Despite a last minute change of venue the Spring Book Show held in Atlanta this past weekend suffered few consequences and proceeded smoothly. Larry May, director of the Show, scrambled to move the remainder fair from its former home in the World Congress Center after learning it had been significantly damaged by tornados late last month. Fortunately the Atlanta Hilton – where most of the attendees were staying – was able to accommodate the group.
“We only lost about five tables of display space,” he says, “any negative impact of the change has been very marginal.”
Yes, the aisles were a bit tighter and the show was now spread out over three levels of the hotel, but everyone seemed more comfortable in the Hilton than the cavernous Georgia World Congress Center.
“I prefer it here,” said Darlene Carter, a sales representative with wholesaler Maximus Books. “The show was overwhelmed by the size of the conference center. It’s nice to have everything in one place together and not have to walk for 15 minutes to buy a cup of coffee.”
Barry Baird, executive director remainders and bargain books at Thomas Nelson, concurred. “Being here in the basement is more like CIROBE – more intimate and intense.
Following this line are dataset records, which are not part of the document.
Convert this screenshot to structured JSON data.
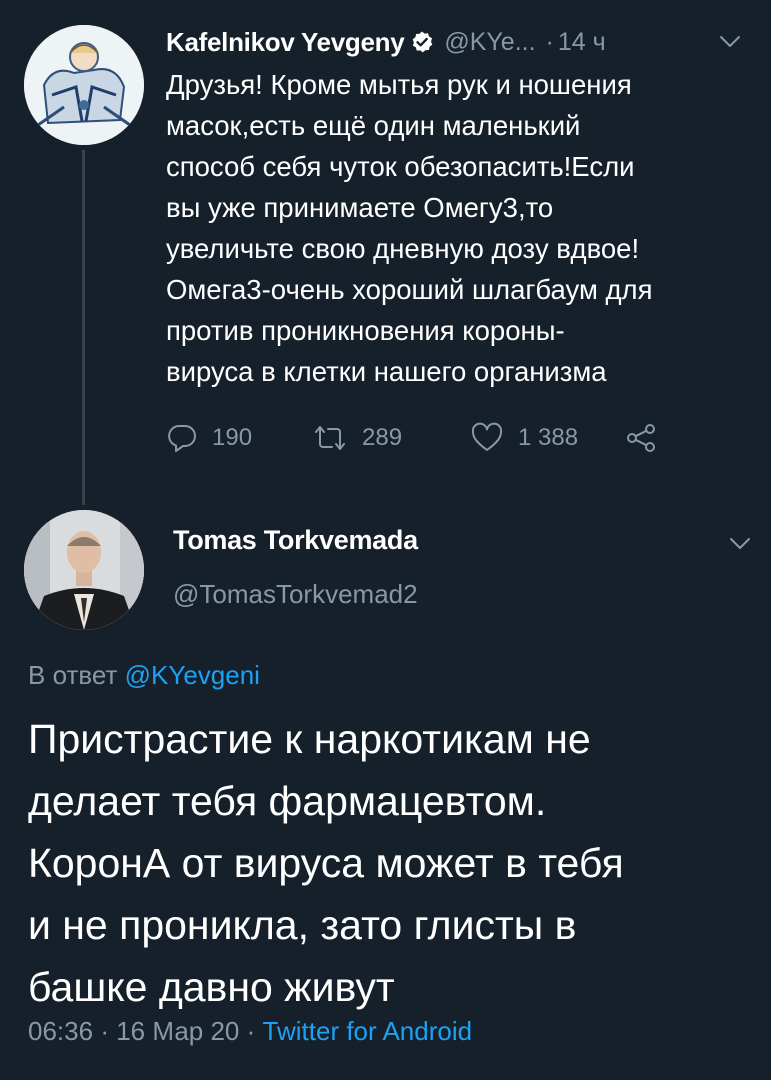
{
  "parent_tweet": {
    "author_name": "Kafelnikov Yevgeny",
    "handle": "@KYe...",
    "separator": "·",
    "time": "14 ч",
    "body_lines": [
      "Друзья! Кроме мытья рук и ношения",
      "масок,есть ещё один маленький",
      "способ себя чуток обезопасить!Если",
      "вы уже принимаете Омегу3,то",
      "увеличьте свою дневную дозу вдвое!",
      "Омега3-очень хороший шлагбаум для",
      "против проникновения короны-",
      "вируса в клетки нашего организма"
    ],
    "replies_count": "190",
    "retweets_count": "289",
    "likes_count": "1 388"
  },
  "reply_tweet": {
    "author_name": "Tomas Torkvemada",
    "handle": "@TomasTorkvemad2",
    "reply_prefix": "В ответ",
    "reply_mention": "@KYevgeni",
    "body_lines": [
      "Пристрастие к наркотикам не",
      "делает тебя фармацевтом.",
      "КоронА от вируса может в тебя",
      "и не проникла, зато глисты в",
      "башке давно живут"
    ],
    "time": "06:36",
    "date": "16 Мар 20",
    "separator": "·",
    "source": "Twitter for Android"
  },
  "colors": {
    "background": "#15202b",
    "text_primary": "#ffffff",
    "text_secondary": "#8899a6",
    "accent": "#1da1f2",
    "thread_line": "#38444d"
  },
  "icons": [
    "verified-badge-icon",
    "chevron-down-icon",
    "reply-icon",
    "retweet-icon",
    "like-icon",
    "share-icon"
  ]
}
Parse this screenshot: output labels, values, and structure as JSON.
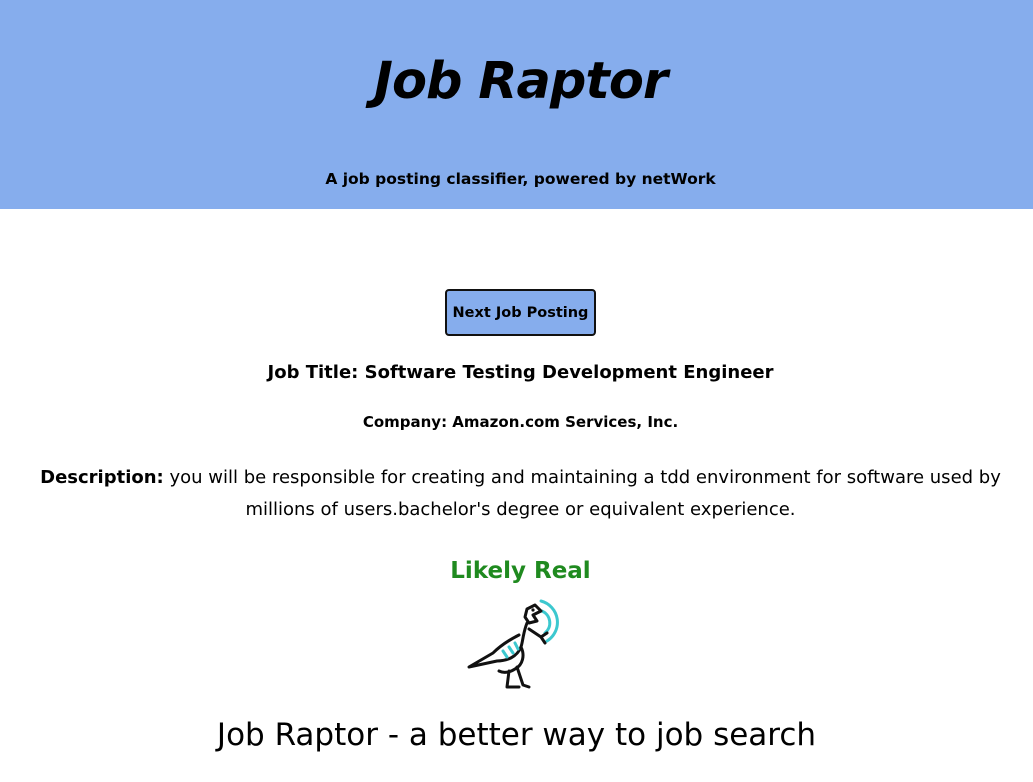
{
  "header": {
    "title": "Job Raptor",
    "subtitle": "A job posting classifier, powered by netWork"
  },
  "actions": {
    "next_label": "Next Job Posting"
  },
  "posting": {
    "title_text": "Job Title: Software Testing Development Engineer",
    "company_text": "Company: Amazon.com Services, Inc.",
    "description_label": "Description:",
    "description_text": " you will be responsible for creating and maintaining a tdd environment for software used by millions of users.bachelor's degree or equivalent experience."
  },
  "result": {
    "verdict": "Likely Real",
    "verdict_color": "#1f8a1f",
    "icon": "raptor-icon"
  },
  "footer": {
    "tagline": "Job Raptor - a better way to job search"
  },
  "colors": {
    "header_bg": "#86aded",
    "button_bg": "#86aded",
    "raptor_accent": "#3cc8cf"
  }
}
It has a bazaar like feel that I like and feel is better suited to selling.”
The recession appears to have made bargain books even more attractive to booksellers and buyers, many of whom were bolstering their orders.
Sally Brewster, owner of Park Road Books in Charlotte, NC and president of the Southern Independent Booksellers Alliance, explained: “Books of all kinds become a bargain during a recession -- $100 in books doesn’t look so bad, when compared with say, a trip to Puerto Rico.”
Philip Rafshoon, owner of Outwrite Bookstore in Atlanta, told PW he was surprised by how much high quality GLBT material among the remainder dealers. “I bought more than I thought I would,” he said, adding “I will be having a sidewalk sale for weeks.”
Deborah Hastings, publisher of Federal St. Press, credits the recession with increasingly interest in her affordable line of dictionaries and
“People are always looking for quality content at a value price,” said Hastings, who has differentiated her dictionaries by adding bright, bold graphics to the covers. “They appeal to consumers who favor higher and design, such as those shoppers at nontraditional booksellers like Target,” she said.
While Hastings felt consolidation resulted in fewer retailers, wholesalers, distributors at the show than she’d seen in past years, she pointed out that numerous foreign buyers were on hand, as well as a conspicuous number of Internet-only booksellers.
“The low cost of remainders allows them to take on a substantial amount of stock, with lower capital investment,” explained Larry May. “They can put together a complete inventory at relatively low cost.”
John Shableski, sales manager of Diamond Book, a graphic novel distribution company selling remainders for the first time at the show, was the most effusive of all in his praise.
“Larry May is a visionary,” said Shableski. “He saw the potential in graphic novel remainders early and jumped on it.” Granted, Shableski’s enthusiasm may have something to do with the fact that Diamond’s graphic novels proved to be among the hottest commodities all weekend: A rumor spread that Shableski sold Diamond’s entire stock of remainders in only a few hours.